Practically speaking, Rilke gives two more pieces of advice that I think need to be taken to heart by budding artists such as you and me.

"Read as little as possible of aesthetic criticism - such things are either partisan views, petrified and grown senseless in their lifeless induration, or they are clever quibblings in which today one view wins and tomorrow the opposite."  The critics may persecute you and your work, but it is important to remember that they are not the final authority on your art.  Perspective is everything.

And finally, "You cannot disturb [your artistic development] more rudely than by looking outward and expecting from outside replies to questions that only your inmost feeling in your most hushed hour can perhaps answer."  Live your life in pursuance of Truth first, and then create as our Creator did.  Fill your work with your life.  You Were Born, your life has value endowed upon you by our Creator, and your art, the expression of that value, is Good.

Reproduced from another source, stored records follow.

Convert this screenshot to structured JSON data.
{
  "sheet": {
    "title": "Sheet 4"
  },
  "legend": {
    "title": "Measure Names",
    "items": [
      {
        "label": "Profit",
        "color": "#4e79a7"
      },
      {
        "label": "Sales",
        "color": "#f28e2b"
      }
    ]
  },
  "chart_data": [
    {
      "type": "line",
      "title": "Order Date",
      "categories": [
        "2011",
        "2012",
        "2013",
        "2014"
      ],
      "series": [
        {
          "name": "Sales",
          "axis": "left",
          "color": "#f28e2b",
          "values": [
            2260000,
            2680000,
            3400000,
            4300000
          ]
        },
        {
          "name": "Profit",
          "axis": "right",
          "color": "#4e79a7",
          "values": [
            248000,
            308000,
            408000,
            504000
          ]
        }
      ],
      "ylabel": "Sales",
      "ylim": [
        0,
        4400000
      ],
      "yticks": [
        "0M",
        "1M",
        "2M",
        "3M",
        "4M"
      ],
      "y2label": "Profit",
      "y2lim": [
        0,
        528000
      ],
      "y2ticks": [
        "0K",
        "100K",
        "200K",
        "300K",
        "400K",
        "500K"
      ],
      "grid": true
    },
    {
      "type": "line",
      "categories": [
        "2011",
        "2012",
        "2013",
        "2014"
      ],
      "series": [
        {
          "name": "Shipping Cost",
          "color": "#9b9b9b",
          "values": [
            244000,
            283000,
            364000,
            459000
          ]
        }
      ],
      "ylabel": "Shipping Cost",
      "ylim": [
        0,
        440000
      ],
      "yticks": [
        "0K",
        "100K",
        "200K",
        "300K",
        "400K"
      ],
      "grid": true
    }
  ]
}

I guess the moral to this lengthy blog post is this: keep creating.  Immortality and fame are both unkind, but unnecessary for your work to be "good art."  And be careful how harshly you judge other people's art; do not become the critics Rilke spoke so lowly of: you could end up mocking the next Igor Stravinsky.

Necessary; from the heart,
Not "classic," but apart,
Let heartstrings sing,
Into Immortality spring:
Defining "Good Art."

To Rainer Maria Rilke, for reminding me that I do not create and I am not an artist for fame or immortality.